Wunsch: bessere Finanzierung der Kindermedizin
Seit den 1960er Jahren hätten sich die Forschung und die Medikamente so weit entwickelt, dass man die große Mehrheit der Kinder gesund machen könne. "Ziel ist es, 100 Prozent der Kinder gesund zu machen. Da wollen wir hin", ist Blattmanns festes Ziel. "Kinder sind tragend für unsere Gesellschaft. Kinder sind die Zukunft für unsere Gesellschaft. Und wir sollten gerade bei Kindern alles daran setzen die Heilungsraten zu verbessern."
Auch am Olgahospital wird geforscht, mit zwei Studiensitzen um mehr zu Weichgewebs- und Knochentumoren sowie den Therapien herauszufinden. Blattmann wünscht sich außerdem eine bessere Finanzierung der Kindermedizin. Ohne Spenden wäre vieles gar nicht möglich, wie zum Beispiel die Spiel-, Kunst- und Bewegungsangebote während der Therapie, aber zum Teil auch Fachpersonal, wie Erzieher, Psychologen - bis hin zu Ärzten.
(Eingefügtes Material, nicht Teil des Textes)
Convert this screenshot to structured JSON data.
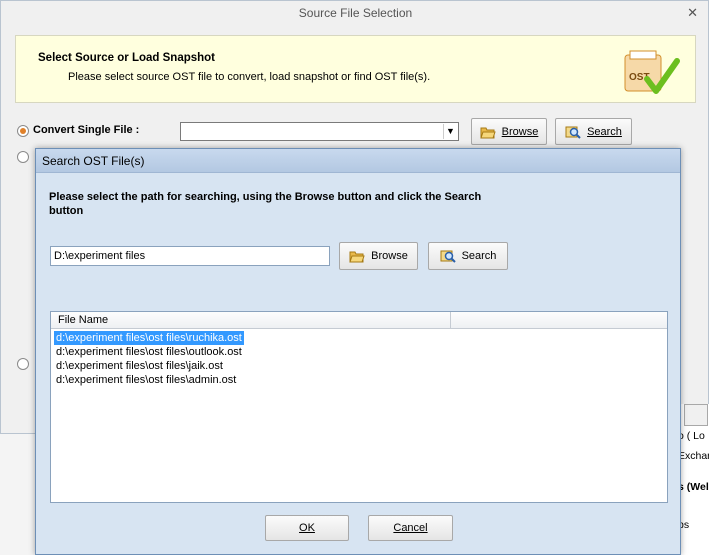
{
  "outer": {
    "title": "Source File Selection",
    "close": "✕",
    "banner_title": "Select Source or Load Snapshot",
    "banner_sub": "Please select source OST file to convert, load snapshot or find OST file(s).",
    "logo_text": "OST",
    "convert_label": "Convert Single File :",
    "combo_value": "",
    "browse_label": "Browse",
    "search_label": "Search",
    "right_fragments": [
      "o ( Lo",
      "Exchar",
      "s (Wel",
      "ps"
    ]
  },
  "dialog": {
    "title": "Search OST File(s)",
    "instruction": "Please select the path for searching, using the Browse button and click the Search button",
    "path_value": "D:\\experiment files",
    "browse_label": "Browse",
    "search_label": "Search",
    "column_header": "File Name",
    "files": [
      "d:\\experiment files\\ost files\\ruchika.ost",
      "d:\\experiment files\\ost files\\outlook.ost",
      "d:\\experiment files\\ost files\\jaik.ost",
      "d:\\experiment files\\ost files\\admin.ost"
    ],
    "selected_index": 0,
    "ok_label": "OK",
    "cancel_label": "Cancel"
  },
  "colors": {
    "accent": "#e0812a",
    "selection": "#3399ff",
    "banner": "#ffffde",
    "dialog_bg": "#d7e4f2"
  },
  "icons": {
    "browse": "folder-open-icon",
    "search": "magnifier-icon",
    "logo": "ost-checkmark-icon"
  }
}
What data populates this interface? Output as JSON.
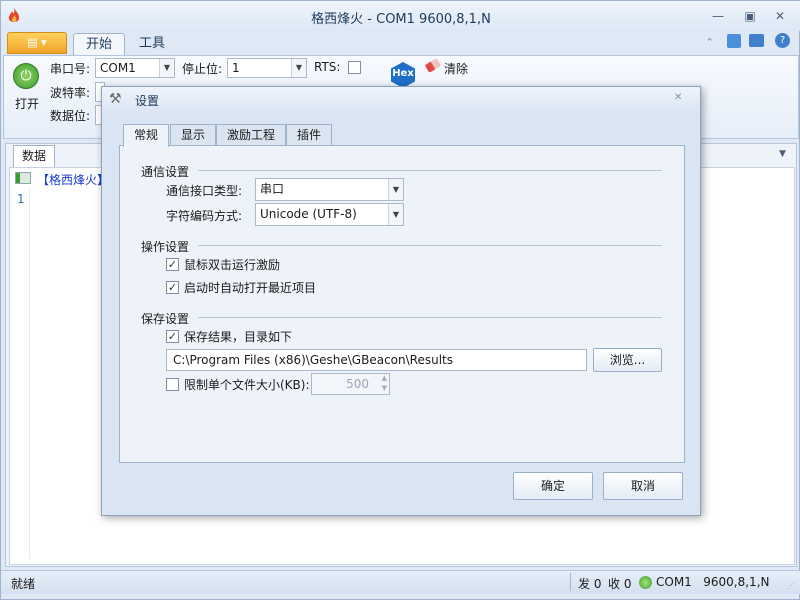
{
  "window": {
    "title": "格西烽火 - COM1  9600,8,1,N"
  },
  "ribbon": {
    "tabs": [
      {
        "label": "开始"
      },
      {
        "label": "工具"
      }
    ],
    "open_label": "打开",
    "port_label": "串口号:",
    "port_value": "COM1",
    "stop_label": "停止位:",
    "stop_value": "1",
    "rts_label": "RTS:",
    "baud_label": "波特率:",
    "data_label": "数据位:",
    "hex_label": "Hex",
    "clear_label": "清除"
  },
  "document": {
    "tab_label": "数据",
    "header_text": "【格西烽火】",
    "line_number": "1"
  },
  "statusbar": {
    "left_text": "就绪",
    "sent": "发 0",
    "received": "收 0",
    "port_status": "COM1   9600,8,1,N"
  },
  "dialog": {
    "title": "设置",
    "tabs": [
      {
        "label": "常规"
      },
      {
        "label": "显示"
      },
      {
        "label": "激励工程"
      },
      {
        "label": "插件"
      }
    ],
    "comm_group": "通信设置",
    "iface_label": "通信接口类型:",
    "iface_value": "串口",
    "encoding_label": "字符编码方式:",
    "encoding_value": "Unicode (UTF-8)",
    "op_group": "操作设置",
    "dblclick_label": "鼠标双击运行激励",
    "autoopen_label": "启动时自动打开最近项目",
    "save_group": "保存设置",
    "save_results_label": "保存结果，目录如下",
    "save_path": "C:\\Program Files (x86)\\Geshe\\GBeacon\\Results",
    "browse_label": "浏览...",
    "limit_label": "限制单个文件大小(KB):",
    "limit_value": "500",
    "ok_label": "确定",
    "cancel_label": "取消"
  }
}
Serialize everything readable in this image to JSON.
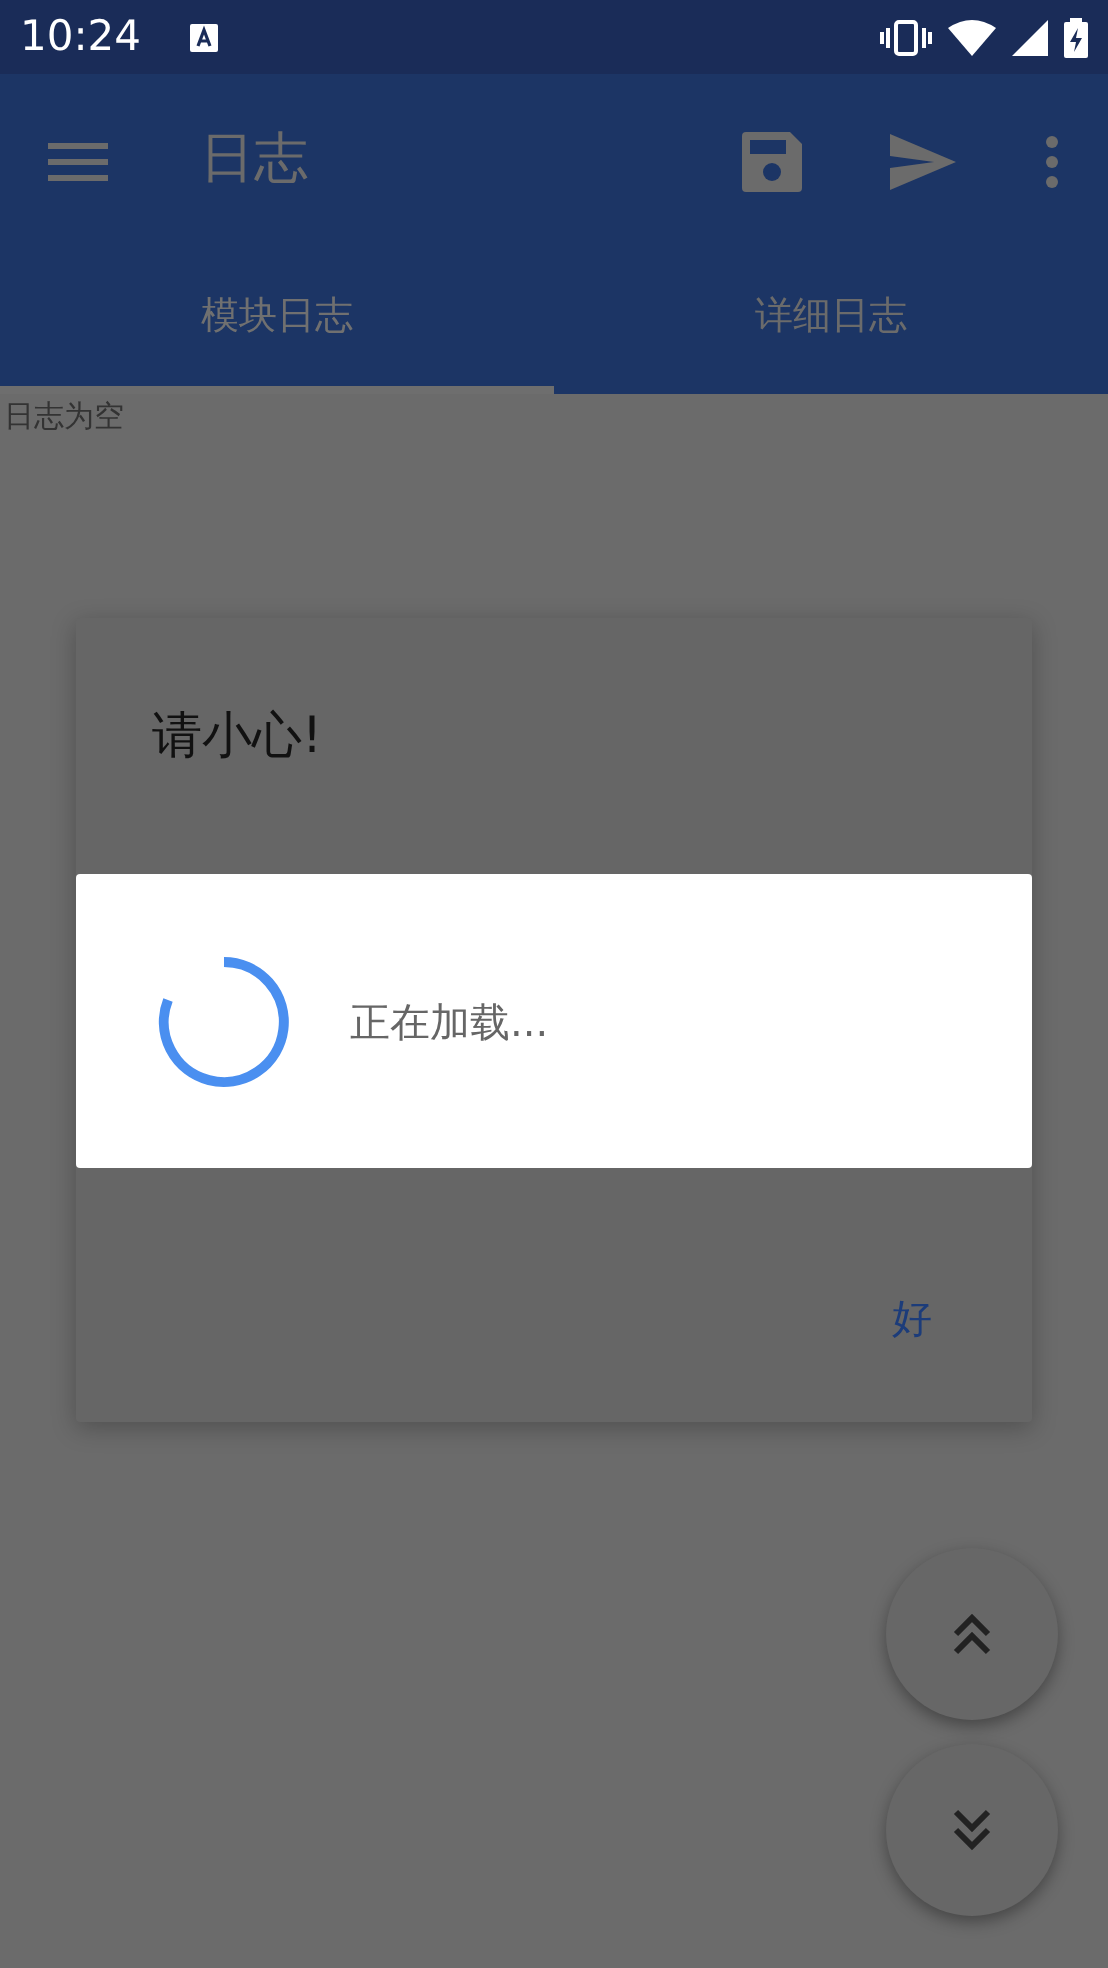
{
  "status_bar": {
    "time": "10:24"
  },
  "app_bar": {
    "title": "日志"
  },
  "tabs": [
    {
      "label": "模块日志",
      "selected": true
    },
    {
      "label": "详细日志",
      "selected": false
    }
  ],
  "log_text": "日志为空",
  "warning_dialog": {
    "title": "请小心!",
    "button": "好"
  },
  "loading_dialog": {
    "message": "正在加载..."
  }
}
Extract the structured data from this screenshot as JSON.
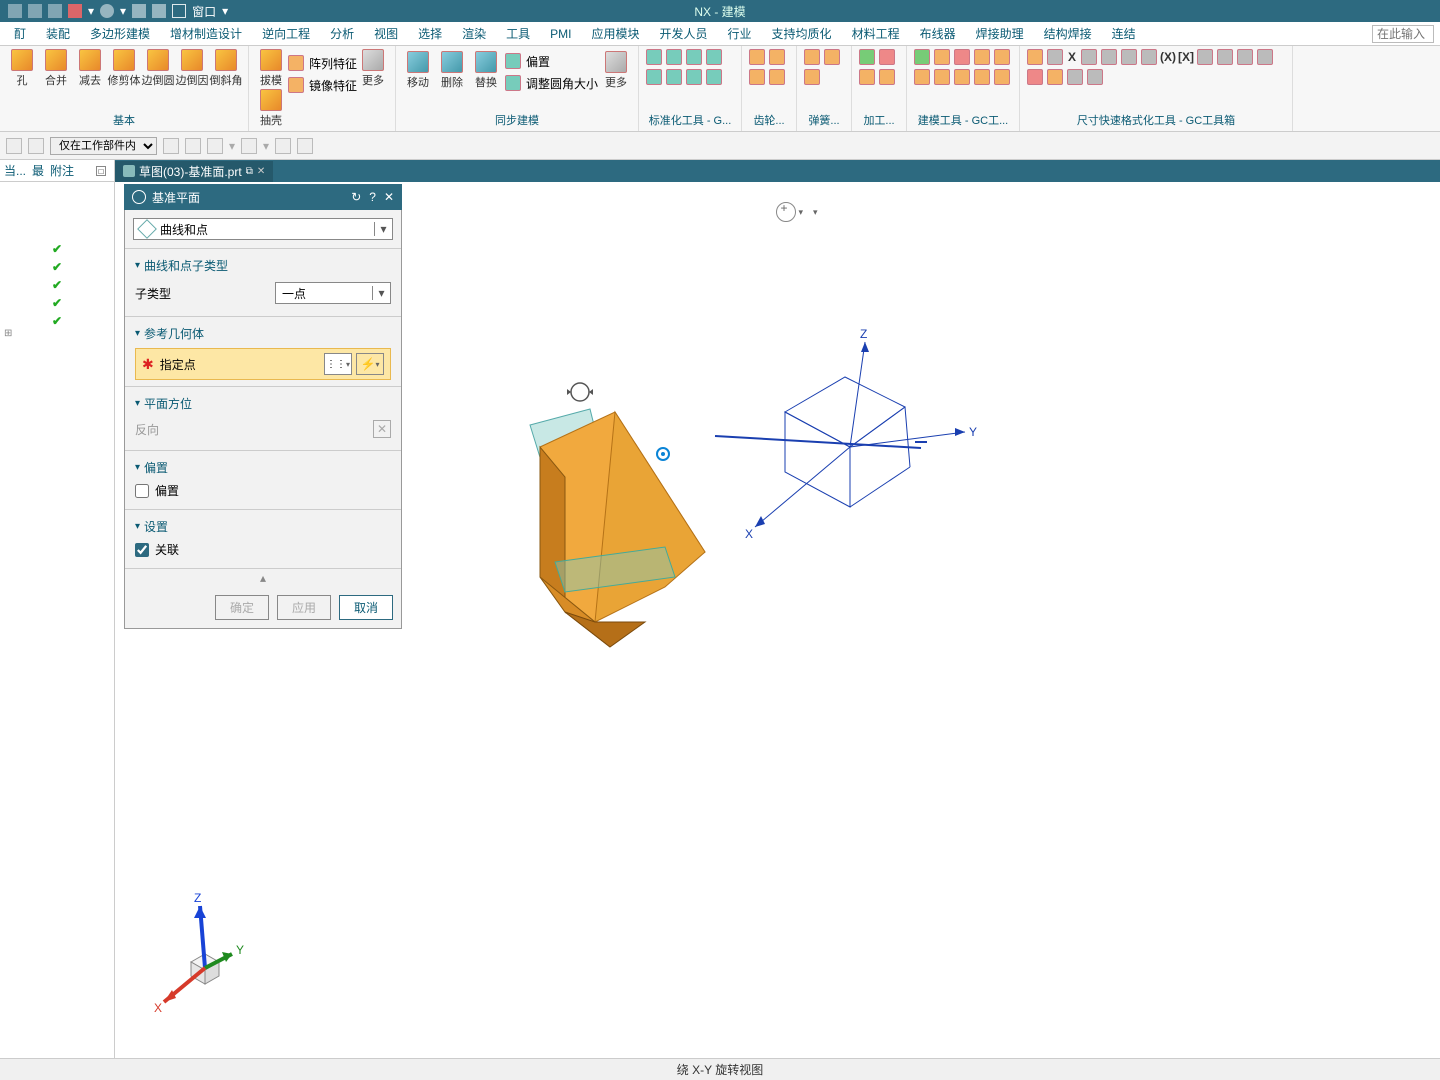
{
  "app": {
    "title": "NX - 建模"
  },
  "menubar": [
    "酊",
    "装配",
    "多边形建模",
    "增材制造设计",
    "逆向工程",
    "分析",
    "视图",
    "选择",
    "渲染",
    "工具",
    "PMI",
    "应用模块",
    "开发人员",
    "行业",
    "支持均质化",
    "材料工程",
    "布线器",
    "焊接助理",
    "结构焊接",
    "连结"
  ],
  "search_placeholder": "在此输入",
  "quickbar": {
    "window_label": "窗口"
  },
  "ribbon": {
    "group1": {
      "items": [
        "孔",
        "合并",
        "减去",
        "修剪体",
        "边倒圆",
        "边倒因",
        "倒斜角"
      ],
      "label": "基本"
    },
    "group2": {
      "items": [
        "拔模",
        "抽壳"
      ],
      "side": [
        "阵列特征",
        "镜像特征"
      ],
      "more": "更多"
    },
    "group3": {
      "items": [
        "移动",
        "删除",
        "替换"
      ],
      "side": [
        "偏置",
        "调整圆角大小"
      ],
      "more": "更多",
      "label": "同步建模"
    },
    "group4": {
      "label": "标准化工具 - G..."
    },
    "group5": {
      "label": "齿轮..."
    },
    "group6": {
      "label": "弹簧..."
    },
    "group7": {
      "label": "加工..."
    },
    "group8": {
      "label": "建模工具 - GC工..."
    },
    "group9": {
      "label": "尺寸快速格式化工具 - GC工具箱"
    }
  },
  "subbar": {
    "filter": "仅在工作部件内"
  },
  "leftcol": {
    "headers": [
      "当...",
      "最",
      "附注"
    ],
    "checks": 5
  },
  "tab": {
    "label": "草图(03)-基准面.prt"
  },
  "dialog": {
    "title": "基准平面",
    "type_value": "曲线和点",
    "sec_subtype": "曲线和点子类型",
    "subtype_label": "子类型",
    "subtype_value": "一点",
    "sec_geom": "参考几何体",
    "specify_point": "指定点",
    "sec_orient": "平面方位",
    "reverse": "反向",
    "sec_offset": "偏置",
    "offset_cb": "偏置",
    "sec_settings": "设置",
    "assoc_cb": "关联",
    "ok": "确定",
    "apply": "应用",
    "cancel": "取消"
  },
  "axes": {
    "x": "X",
    "y": "Y",
    "z": "Z"
  },
  "status": "绕 X-Y 旋转视图"
}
Jedes Jahr wieder ins Olgahospital: Nachsorge bis zum 18. Geburtstag
Charlotte ist vom Krebs geheilt, zur Nachsorge wird sie aber bis zu ihrem 18. Lebensjahr regelmäßig ins Olgahospital kommen. "Das ist irgendwie auch schön, die Kinder dann so lange zu begleiten, zu sehen, wie sie Teenager werden, sich verändern, aufblühen. Das gibt auch uns viel Kraft, das Ganze am Anfang mit den Familien durchzustehen", sagt ihre betreuende Ärztin Sokalska-Duhme.
Danach erfolgen die Kontrollen bei Kollegen der Erwachsenenmedizin. Nach einer Chemotherapie müssten immer auch die Spät- und Dauerfolgen der Behandlung im Blick behalten werden, weshalb Herz, Blut und Organe immer wieder gecheckt werden. Denn auch wenn die Kinder von der Tumorerkrankung her gesund seien, würden viele chronische Gesundheitsprobleme mitnehmen, so Blattmann.